Atalay, Sonya. 2006. “Indigenous Archaeology as Decolonizing Practice.” American Indian Quarterly 30, no. 3: 280–310.

El Kotni, Mounia, Lydia Z. Dixon, and Veronica Miranda. 2020. “Introduction: Co-authorship as Feminist Writing and Practice.” Member Voices, Fieldsights, February 6.

Franklin, Maria. 2001. “A Black Feminist-Inspired Archaeology?” Journal of Social Archaeology 1, no. 1: 108–25.

Freire, Paulo. 1968. Pedagogy of the Oppressed. New York: Bloomsbury.

Gammeltoft, Tine M. 2014. Haunting Images: A Cultural Account of Selective Reproduction in Vietnam. Berkeley: University of California Press.

Garcia, Angela. 2010. The Pastoral Clinic: Addiction and Dispossession along the Rio Grande. Berkeley: University of California Press.

Hess, Gerald F. 2008. “Collaborative Course Design: Not My Course, Not Their Course, but Our Course.” Washburn Law Journal 47, no. 2: 367–88.

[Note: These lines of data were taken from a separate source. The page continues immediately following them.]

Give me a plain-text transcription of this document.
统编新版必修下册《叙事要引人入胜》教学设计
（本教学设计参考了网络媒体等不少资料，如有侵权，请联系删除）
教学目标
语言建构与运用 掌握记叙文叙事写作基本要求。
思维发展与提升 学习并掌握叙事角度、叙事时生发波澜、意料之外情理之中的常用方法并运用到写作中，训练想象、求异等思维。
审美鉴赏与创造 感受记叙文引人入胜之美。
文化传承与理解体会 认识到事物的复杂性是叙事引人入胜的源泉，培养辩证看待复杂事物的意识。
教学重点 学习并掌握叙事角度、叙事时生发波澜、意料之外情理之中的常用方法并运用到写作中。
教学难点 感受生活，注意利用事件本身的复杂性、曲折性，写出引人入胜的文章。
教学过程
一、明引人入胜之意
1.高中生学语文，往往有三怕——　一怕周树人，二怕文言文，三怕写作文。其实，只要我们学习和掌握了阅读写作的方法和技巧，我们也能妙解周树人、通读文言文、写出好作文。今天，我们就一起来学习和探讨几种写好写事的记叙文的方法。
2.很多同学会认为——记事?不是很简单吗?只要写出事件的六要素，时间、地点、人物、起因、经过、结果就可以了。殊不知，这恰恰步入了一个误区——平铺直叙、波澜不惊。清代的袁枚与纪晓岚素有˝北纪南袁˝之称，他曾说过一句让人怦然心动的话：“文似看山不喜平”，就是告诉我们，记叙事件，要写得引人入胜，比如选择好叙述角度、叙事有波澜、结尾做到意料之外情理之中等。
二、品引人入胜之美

Lock, Margaret. 2001. “The Tempering of Medical Anthropology: Troubling Natural Categories.Medical Anthropology Quarterly 15: 478–92.

López, Andrea M. 2020. “Necropolitics in the ‘Compassionate’ City: Care/Brutality in San Francisco.” Medical Anthropology 39, no. 8, 751–64.

Schaepe, David M., Bill Angelbeck, David Snook, and John R. Welch. 2017. “Archaeology as Therapy: Connecting Belongings, Knowledge, Time, Place, and Well-being.” Current Anthropology 58, no. 4: 502–33.